A new era of open source funding? How we raised $5,099 for core work.

As part of our mission to bring awesome drone software, we focus intensively on sustainability (a.k.a. how to pay for development, bug fixes, new features, hosting, etc. for the benefit of all).

Open-source is a tricky type of software to fund. I will not cover the details, as other people have already done a great job of summarizing the problem.

I have a keen interest in finding solutions to the open-source funding problem. In particular, how do you give more voice and decision-making power to the community? How can a community better steer the direction of the project? What features are worth implementing right away? What has value? What is noise?

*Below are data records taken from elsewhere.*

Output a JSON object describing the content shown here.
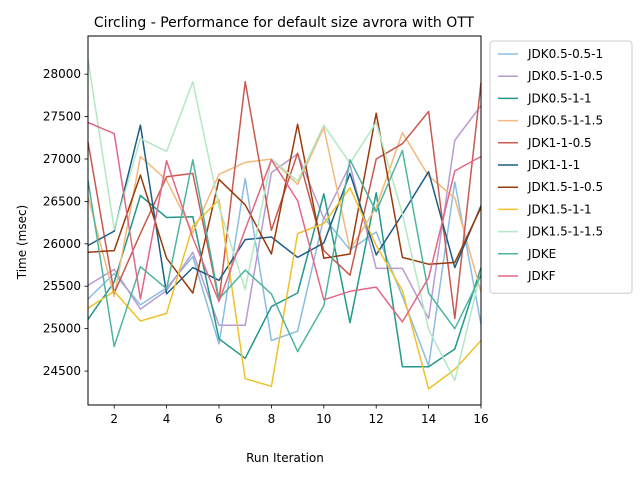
{
  "chart_data": {
    "type": "line",
    "title": "Circling - Performance for default size avrora with OTT",
    "xlabel": "Run Iteration",
    "ylabel": "Time (msec)",
    "xlim": [
      1,
      16
    ],
    "ylim": [
      24100,
      28450
    ],
    "x_ticks": [
      2,
      4,
      6,
      8,
      10,
      12,
      14,
      16
    ],
    "y_ticks": [
      24500,
      25000,
      25500,
      26000,
      26500,
      27000,
      27500,
      28000
    ],
    "grid": false,
    "legend_position": "outside-right",
    "x": [
      1,
      2,
      3,
      4,
      5,
      6,
      7,
      8,
      9,
      10,
      11,
      12,
      13,
      14,
      15,
      16
    ],
    "series": [
      {
        "name": "JDK0.5-0.5-1",
        "color": "#8bbde0",
        "values": [
          25350,
          25650,
          25280,
          25480,
          25850,
          24820,
          26770,
          24860,
          24970,
          26310,
          25930,
          26140,
          25380,
          24560,
          26730,
          25050
        ]
      },
      {
        "name": "JDK0.5-1-0.5",
        "color": "#b79bd2",
        "values": [
          25510,
          25700,
          25230,
          25450,
          25900,
          25040,
          25040,
          26840,
          27060,
          26300,
          26930,
          25710,
          25710,
          25120,
          27220,
          27630
        ]
      },
      {
        "name": "JDK0.5-1-1",
        "color": "#22998a",
        "values": [
          25110,
          25550,
          26570,
          26310,
          26320,
          24880,
          24650,
          25260,
          25420,
          26590,
          25070,
          26600,
          24550,
          24550,
          24760,
          25720
        ]
      },
      {
        "name": "JDK0.5-1-1.5",
        "color": "#f3b87a",
        "values": [
          26560,
          25380,
          27030,
          26750,
          26130,
          26820,
          26960,
          27000,
          26700,
          27370,
          25930,
          26430,
          27310,
          26800,
          26540,
          25430
        ]
      },
      {
        "name": "JDK1-1-0.5",
        "color": "#c8594f",
        "values": [
          27200,
          25420,
          26120,
          26790,
          26830,
          25330,
          27910,
          26160,
          27070,
          25920,
          25630,
          27000,
          27180,
          27560,
          25120,
          27900
        ]
      },
      {
        "name": "JDK1-1-1",
        "color": "#1b5e85",
        "values": [
          25980,
          26150,
          27400,
          25410,
          25720,
          25570,
          26050,
          26080,
          25840,
          26010,
          26830,
          25870,
          26350,
          26850,
          25720,
          26450
        ]
      },
      {
        "name": "JDK1.5-1-0.5",
        "color": "#9a3b0e",
        "values": [
          25900,
          25920,
          26810,
          25830,
          25420,
          26760,
          26460,
          25880,
          27410,
          25830,
          25880,
          27540,
          25840,
          25760,
          25780,
          26430
        ]
      },
      {
        "name": "JDK1.5-1-1",
        "color": "#f0c12a",
        "values": [
          25240,
          25440,
          25090,
          25180,
          26210,
          26520,
          24410,
          24320,
          26120,
          26240,
          26660,
          25980,
          25450,
          24290,
          24520,
          24860
        ]
      },
      {
        "name": "JDK1.5-1-1.5",
        "color": "#b3e8c4",
        "values": [
          28170,
          26170,
          27240,
          27090,
          27910,
          26440,
          25460,
          27000,
          26740,
          27400,
          26950,
          27430,
          26350,
          24990,
          24390,
          25680
        ]
      },
      {
        "name": "JDKE",
        "color": "#4fb49f",
        "values": [
          26750,
          24790,
          25730,
          25470,
          26990,
          25350,
          25690,
          25410,
          24730,
          25270,
          26990,
          26380,
          27100,
          25420,
          25000,
          25630
        ]
      },
      {
        "name": "JDKF",
        "color": "#e36785",
        "values": [
          27430,
          27300,
          25350,
          26980,
          26070,
          25320,
          26170,
          26990,
          26510,
          25340,
          25440,
          25490,
          25080,
          25600,
          26860,
          27030
        ]
      }
    ]
  }
}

When I stumbled on the idea of quadratic payments I knew that something interesting was up. The core ideas that came out of the quadratic payments paper as applied to open-source are that:

  • It’s not economically advantageous for people to directly fund open-source software. A system could make it advantageous by combining each pledge with additional funds from a sponsor pool. The additional funds optimally compensate for the value a pledge benefits other users. Example: if Bob makes a contribution ($25) for something that could be valuable to Alice, Bob needs to be compensated for the additional benefit that Alice gets ($25). So Bob’s pledge needs to be worth $50. More pledges lead to more overall value for everyone involved, making it economically advantageous for both Bob and Alice to pledge.
  • Pledging money toward the implementation of a feature/bug is not just a mean of payment, it’s also a vote of preference. It helps answer the question of “what’s important to me as a user?”.

So a month ago we built a platform to collect pledges from users and opened three funds with different funding goals. As excitement built-up, we successfully met the funding goal for one of the three funds with $5,099 worth of pledges.

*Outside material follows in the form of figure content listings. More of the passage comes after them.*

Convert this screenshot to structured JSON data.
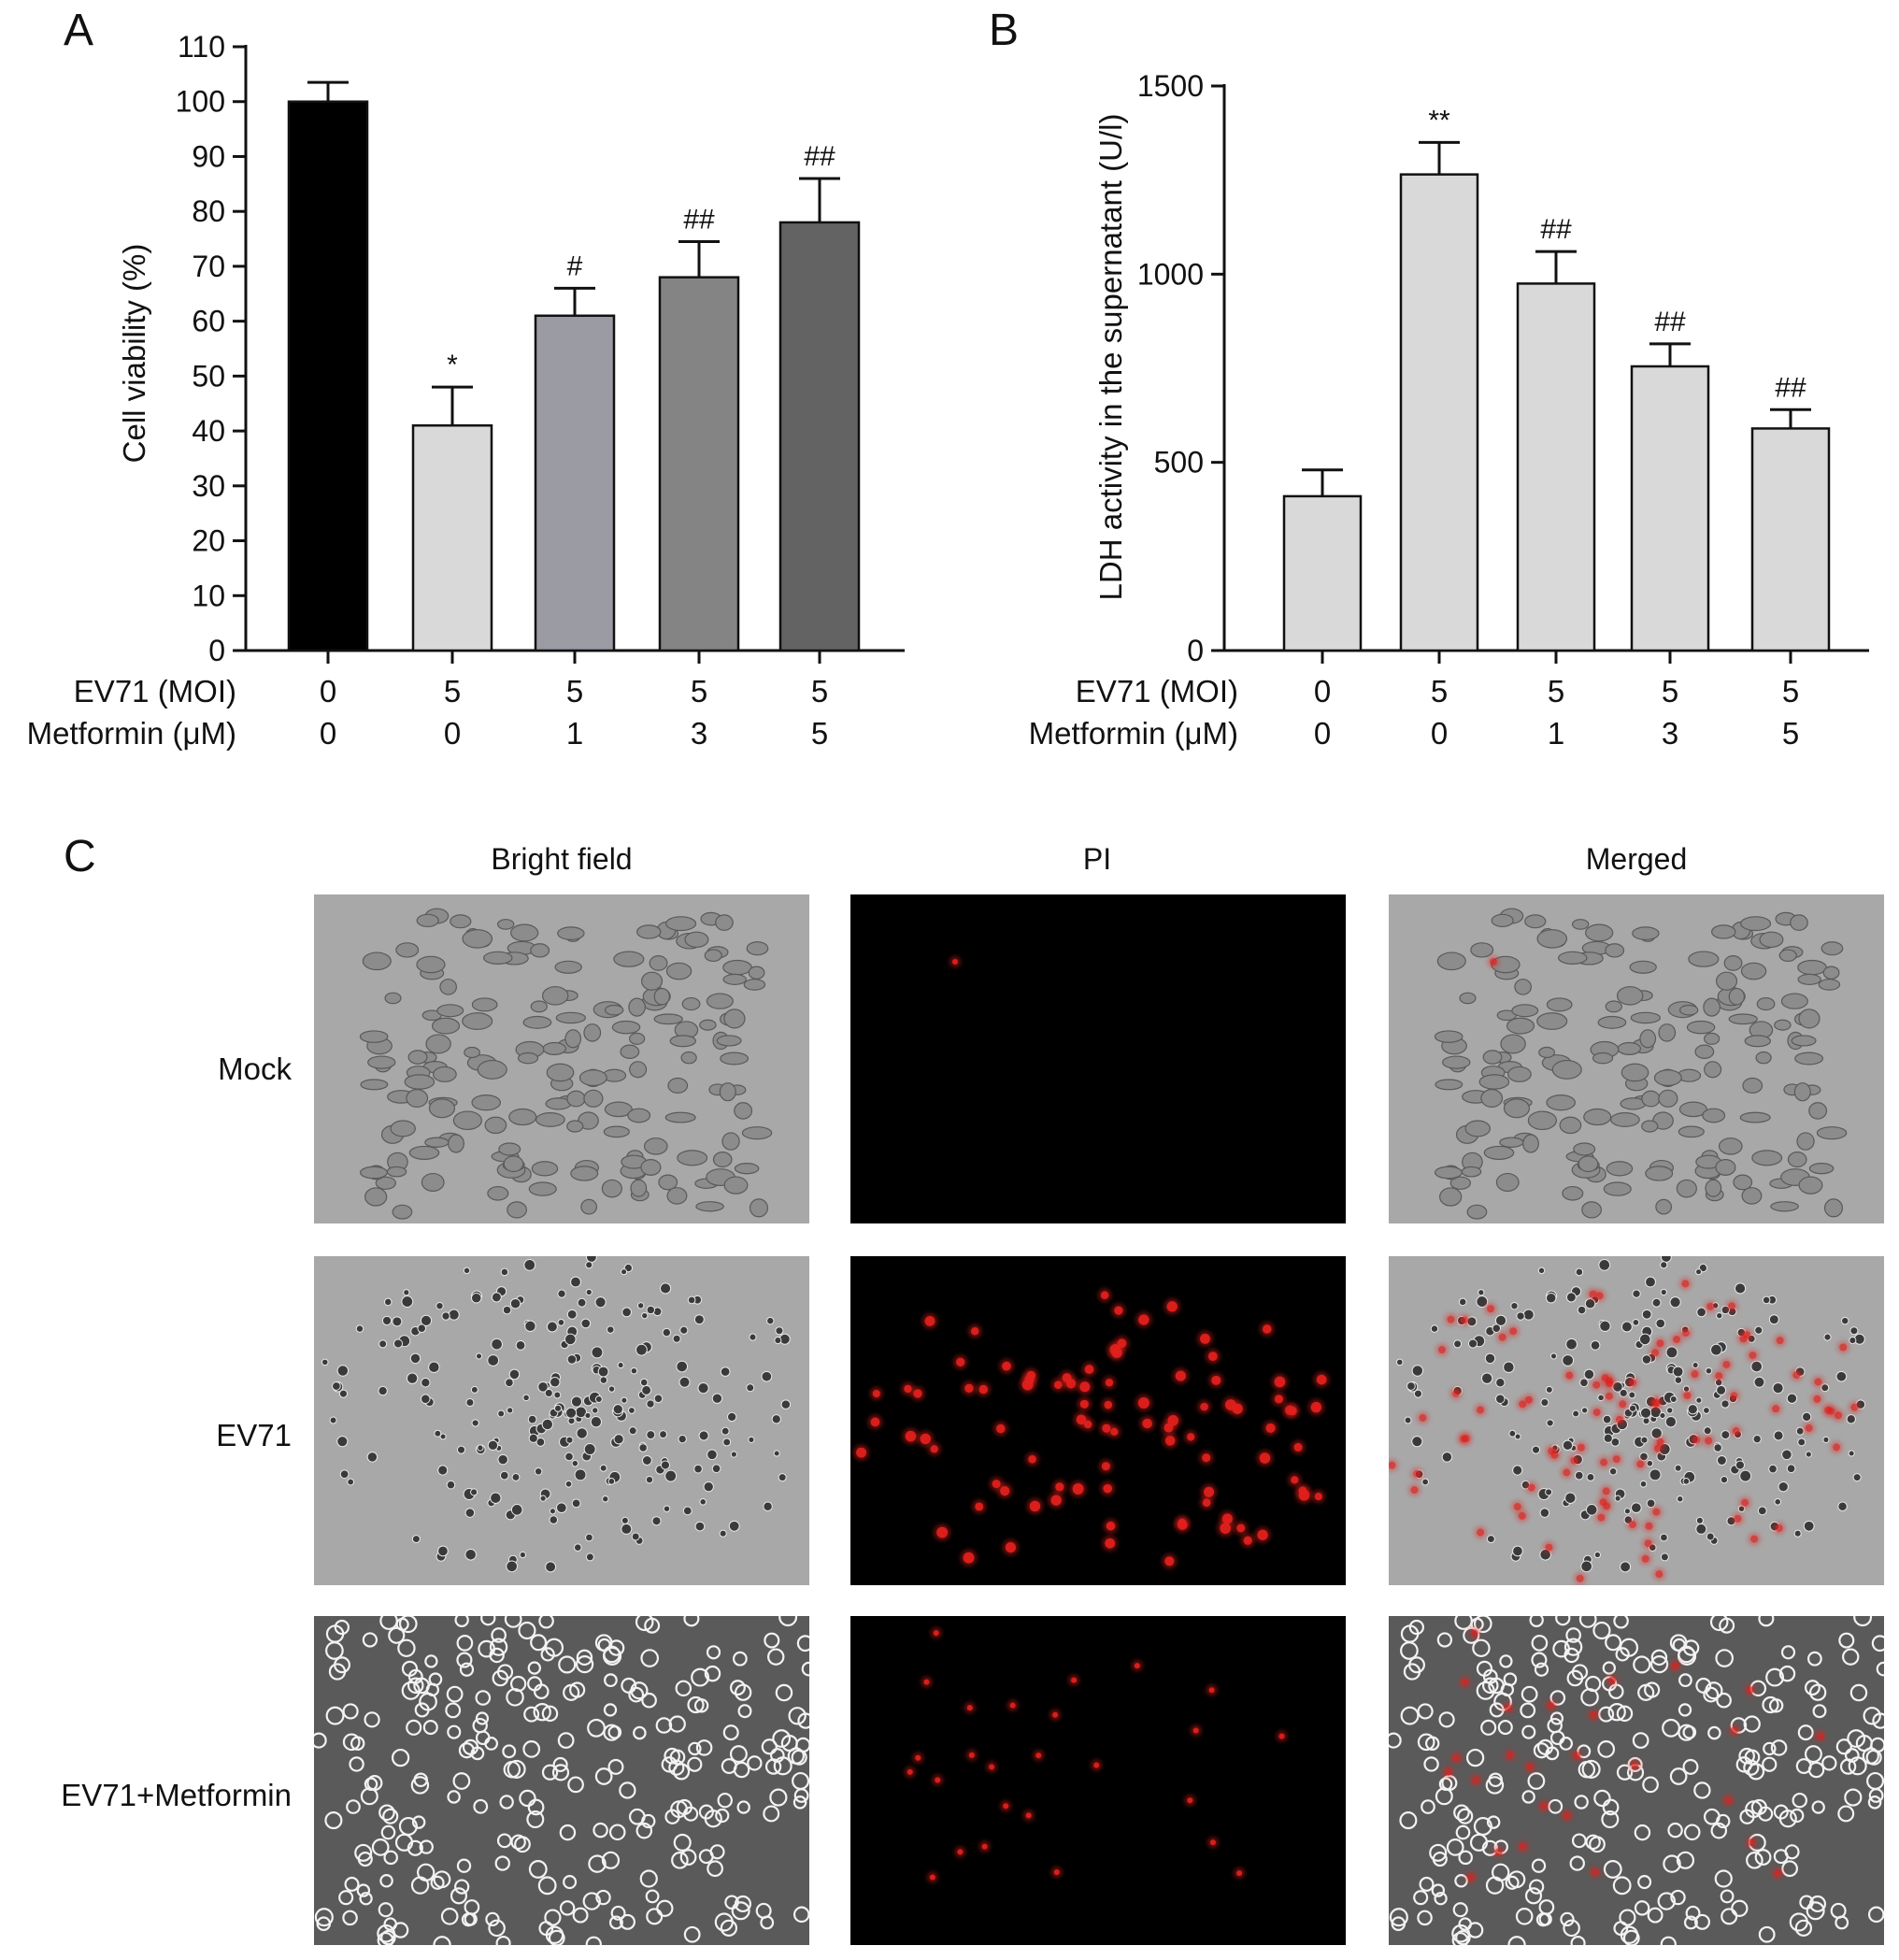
{
  "panels": {
    "a": "A",
    "b": "B",
    "c": "C"
  },
  "chart_data": [
    {
      "type": "bar",
      "panel": "A",
      "ylabel": "Cell viability (%)",
      "ylim": [
        0,
        110
      ],
      "yticks": [
        0,
        10,
        20,
        30,
        40,
        50,
        60,
        70,
        80,
        90,
        100,
        110
      ],
      "categories": [
        "1",
        "2",
        "3",
        "4",
        "5"
      ],
      "values": [
        100,
        41,
        61,
        68,
        78
      ],
      "errors": [
        3.5,
        7,
        5,
        6.5,
        8
      ],
      "annotations": [
        "",
        "*",
        "#",
        "##",
        "##"
      ],
      "bar_colors": [
        "#000000",
        "#d9d9d9",
        "#9b9ba3",
        "#848484",
        "#636363"
      ],
      "conditions": [
        {
          "label": "EV71 (MOI)",
          "values": [
            "0",
            "5",
            "5",
            "5",
            "5"
          ]
        },
        {
          "label": "Metformin (μM)",
          "values": [
            "0",
            "0",
            "1",
            "3",
            "5"
          ]
        }
      ]
    },
    {
      "type": "bar",
      "panel": "B",
      "ylabel": "LDH activity in the supernatant (U/l)",
      "ylim": [
        0,
        1500
      ],
      "yticks": [
        0,
        500,
        1000,
        1500
      ],
      "categories": [
        "1",
        "2",
        "3",
        "4",
        "5"
      ],
      "values": [
        410,
        1265,
        975,
        755,
        590
      ],
      "errors": [
        70,
        85,
        85,
        60,
        50
      ],
      "annotations": [
        "",
        "**",
        "##",
        "##",
        "##"
      ],
      "bar_colors": [
        "#d9d9d9",
        "#d9d9d9",
        "#d9d9d9",
        "#d9d9d9",
        "#d9d9d9"
      ],
      "conditions": [
        {
          "label": "EV71 (MOI)",
          "values": [
            "0",
            "5",
            "5",
            "5",
            "5"
          ]
        },
        {
          "label": "Metformin (μM)",
          "values": [
            "0",
            "0",
            "1",
            "3",
            "5"
          ]
        }
      ]
    }
  ],
  "micrographs": {
    "columns": [
      "Bright field",
      "PI",
      "Merged"
    ],
    "rows": [
      "Mock",
      "EV71",
      "EV71+Metformin"
    ],
    "colors": {
      "pi_background": "#000000",
      "pi_cell": "#e0201c",
      "bright_bg": "#a8a8a8",
      "phase_bg": "#5a5a5a"
    },
    "red_cells_per_row": [
      1,
      90,
      26
    ]
  }
}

Where does the “sponsor pool” money come from? It’s from one of the organizations that currently develops and benefits commercially from OpenDroneMap software. While ~90% of the funds come directly from this sponsor pool, the remaining 10% is community driven.

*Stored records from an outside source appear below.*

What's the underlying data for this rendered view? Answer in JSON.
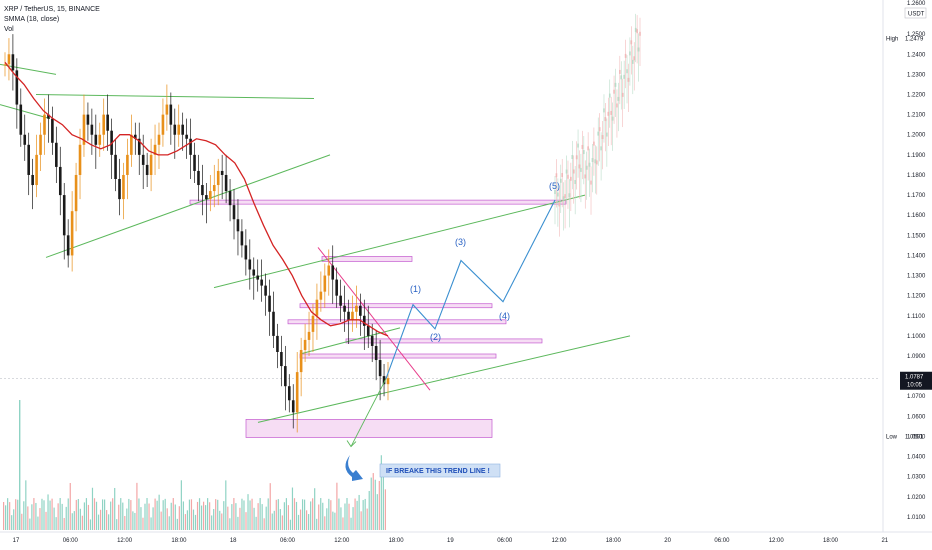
{
  "header": {
    "title": "XRP / TetherUS, 15, BINANCE",
    "indicator": "SMMA (18, close)",
    "volume_label": "Vol"
  },
  "price_axis": {
    "currency": "USDT",
    "high_label": "High",
    "low_label": "Low",
    "ticks": [
      "1.2500",
      "1.2400",
      "1.2300",
      "1.2200",
      "1.2100",
      "1.2000",
      "1.1900",
      "1.1800",
      "1.1700",
      "1.1600",
      "1.1500",
      "1.1400",
      "1.1300",
      "1.1200",
      "1.1100",
      "1.1000",
      "1.0900",
      "1.0800",
      "1.0700",
      "1.0600",
      "1.0500",
      "1.0400",
      "1.0300",
      "1.0200",
      "1.0100"
    ],
    "top_partial": "1.2600"
  },
  "chart_data": {
    "type": "candlestick",
    "symbol": "XRP / TetherUS",
    "interval": "15",
    "exchange": "BINANCE",
    "ylim": [
      1.005,
      1.264
    ],
    "high": 1.2479,
    "low": 1.0501,
    "last_price": 1.0787,
    "countdown": "10:05",
    "x_ticks": [
      "17",
      "06:00",
      "12:00",
      "18:00",
      "18",
      "06:00",
      "12:00",
      "18:00",
      "19",
      "06:00",
      "12:00",
      "18:00",
      "20",
      "06:00",
      "12:00",
      "18:00",
      "21"
    ],
    "close_path": [
      1.235,
      1.24,
      1.232,
      1.215,
      1.2,
      1.195,
      1.18,
      1.175,
      1.19,
      1.2,
      1.21,
      1.208,
      1.196,
      1.184,
      1.17,
      1.15,
      1.14,
      1.162,
      1.18,
      1.195,
      1.21,
      1.205,
      1.2,
      1.195,
      1.2,
      1.21,
      1.202,
      1.19,
      1.178,
      1.168,
      1.18,
      1.19,
      1.2,
      1.198,
      1.19,
      1.185,
      1.18,
      1.19,
      1.195,
      1.2,
      1.21,
      1.215,
      1.205,
      1.2,
      1.205,
      1.2,
      1.198,
      1.19,
      1.182,
      1.175,
      1.17,
      1.168,
      1.172,
      1.175,
      1.182,
      1.18,
      1.172,
      1.165,
      1.158,
      1.152,
      1.145,
      1.138,
      1.133,
      1.13,
      1.128,
      1.125,
      1.12,
      1.112,
      1.1,
      1.092,
      1.085,
      1.075,
      1.068,
      1.062,
      1.082,
      1.093,
      1.098,
      1.102,
      1.11,
      1.118,
      1.122,
      1.13,
      1.135,
      1.128,
      1.12,
      1.115,
      1.112,
      1.108,
      1.112,
      1.115,
      1.11,
      1.105,
      1.1,
      1.095,
      1.088,
      1.08,
      1.076,
      1.079
    ],
    "smma_path": [
      1.236,
      1.23,
      1.225,
      1.218,
      1.212,
      1.208,
      1.205,
      1.2,
      1.198,
      1.195,
      1.193,
      1.195,
      1.2,
      1.2,
      1.197,
      1.192,
      1.19,
      1.19,
      1.192,
      1.195,
      1.198,
      1.197,
      1.195,
      1.19,
      1.186,
      1.178,
      1.166,
      1.155,
      1.145,
      1.138,
      1.13,
      1.12,
      1.112,
      1.108,
      1.105,
      1.106,
      1.108,
      1.108,
      1.105,
      1.102,
      1.1
    ],
    "projection_path": [
      1.0787,
      1.1155,
      1.1035,
      1.1375,
      1.117,
      1.1675,
      1.171,
      1.185,
      1.18,
      1.2,
      1.215,
      1.23,
      1.248
    ],
    "wave_labels": [
      "(1)",
      "(2)",
      "(3)",
      "(4)",
      "(5)"
    ],
    "annotation": "IF BREAKE THIS TREND LINE !",
    "zones": [
      {
        "from": 1.1655,
        "to": 1.1675
      },
      {
        "from": 1.137,
        "to": 1.1395
      },
      {
        "from": 1.114,
        "to": 1.116
      },
      {
        "from": 1.106,
        "to": 1.108
      },
      {
        "from": 1.0965,
        "to": 1.0985
      },
      {
        "from": 1.089,
        "to": 1.091
      },
      {
        "from": 1.0495,
        "to": 1.0585
      }
    ]
  },
  "colors": {
    "candle": "#e8901a",
    "candle_down": "#1a1a1a",
    "smma": "#d42424",
    "trend": "#5cb85c",
    "zone_fill": "#f6ddf4",
    "zone_stroke": "#c45bd0",
    "projection": "#3a8fd0",
    "pink": "#e83e8c",
    "volume": "#8fd3c4",
    "price_tag": "#131722"
  }
}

If you think this is not a lot, you might be missing the most important value of the funding process: the voting aspect of it.

As maintainers of FOSS we receive hundreds of feature requests. Time is limited however, so how do you prioritize? Thumbs up on GitHub / forum polling is a “one-person one vote” system, which is not ideal. If you let a single organization sponsor the development of a feature, you get a “one-dollar one-vote” system, which gives too much power to the single organization.

Quadratic voting is a fairer system. After the funding period has ended, we know what the community values and we know what to prioritize.

Oh, and we raised some funds in the process, too! Win-win?

We hope this model can be studied, improved and replicated in other FOSS communities. It could be the start of a new era of sustainable funding.